Страны региона, и в первую очередь Россия, столкнулись с очень серьезными геополитическими вызовами, нуждающимися в осмыслении и оценке. С учетом фундаментальности проявившихся геополитических факторов и масштабности возникающих проблем требуется глубокий и всесторонний анализ, далеко выходящий за пределы "злобы дня сего" и позволяющий разглядеть неочевидные особенности и обстоятельства геополитики Дальнего Востока. Необходимость подобного взгляда оправдана в нынешних условиях не только научными интересами, но и требованиями текущей политики.

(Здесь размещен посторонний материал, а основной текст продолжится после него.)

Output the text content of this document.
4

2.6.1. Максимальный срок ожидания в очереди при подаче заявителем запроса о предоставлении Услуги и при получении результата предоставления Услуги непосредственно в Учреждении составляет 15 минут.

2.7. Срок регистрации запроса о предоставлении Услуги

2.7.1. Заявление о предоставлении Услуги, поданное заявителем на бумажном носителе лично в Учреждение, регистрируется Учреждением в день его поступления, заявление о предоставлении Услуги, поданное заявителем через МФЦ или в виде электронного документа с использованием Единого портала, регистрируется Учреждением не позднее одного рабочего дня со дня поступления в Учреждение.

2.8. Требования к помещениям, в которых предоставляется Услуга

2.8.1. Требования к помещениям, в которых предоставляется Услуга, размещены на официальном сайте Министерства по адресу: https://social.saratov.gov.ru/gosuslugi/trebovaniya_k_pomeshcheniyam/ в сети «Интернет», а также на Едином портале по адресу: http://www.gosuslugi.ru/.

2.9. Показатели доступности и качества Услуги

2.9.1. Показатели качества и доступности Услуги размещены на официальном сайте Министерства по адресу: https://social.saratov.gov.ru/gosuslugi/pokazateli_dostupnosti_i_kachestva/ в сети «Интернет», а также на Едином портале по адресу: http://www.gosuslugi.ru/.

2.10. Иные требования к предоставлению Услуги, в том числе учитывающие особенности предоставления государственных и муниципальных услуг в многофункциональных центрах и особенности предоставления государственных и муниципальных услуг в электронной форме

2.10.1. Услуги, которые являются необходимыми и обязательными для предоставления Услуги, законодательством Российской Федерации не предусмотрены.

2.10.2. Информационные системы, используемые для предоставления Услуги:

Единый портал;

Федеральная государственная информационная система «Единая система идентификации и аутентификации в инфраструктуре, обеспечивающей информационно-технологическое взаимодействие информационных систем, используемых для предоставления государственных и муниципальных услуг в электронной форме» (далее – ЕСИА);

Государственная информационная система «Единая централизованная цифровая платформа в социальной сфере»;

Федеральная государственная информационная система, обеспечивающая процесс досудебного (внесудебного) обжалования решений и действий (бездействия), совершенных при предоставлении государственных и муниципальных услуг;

Задача настоящего материала, однако, состоит отнюдь не в том, чтобы предлагать политикам и гражданам России и сопредельных с нею стран какие бы то ни было решения, касающиеся развития и статуса российского Дальнего Востока. Тем более в нем нет попыток строить некие сценарии развертывания того или иного политического курса. Отдельные замечания на этот счет предназначены для того, чтобы сделать некоторые тезисы более доходчивыми и отчетливыми, чтобы пояснить вытекающие из теоретических положений доклада практические следствия. Сама же работа представляет собой прежде всего самый общий очерк тех геополитических факторов, которые так или иначе способны воздействовать на поведение основных политических акторов — нередко вопреки их воле и по большей части без отчетливого осознания политиками.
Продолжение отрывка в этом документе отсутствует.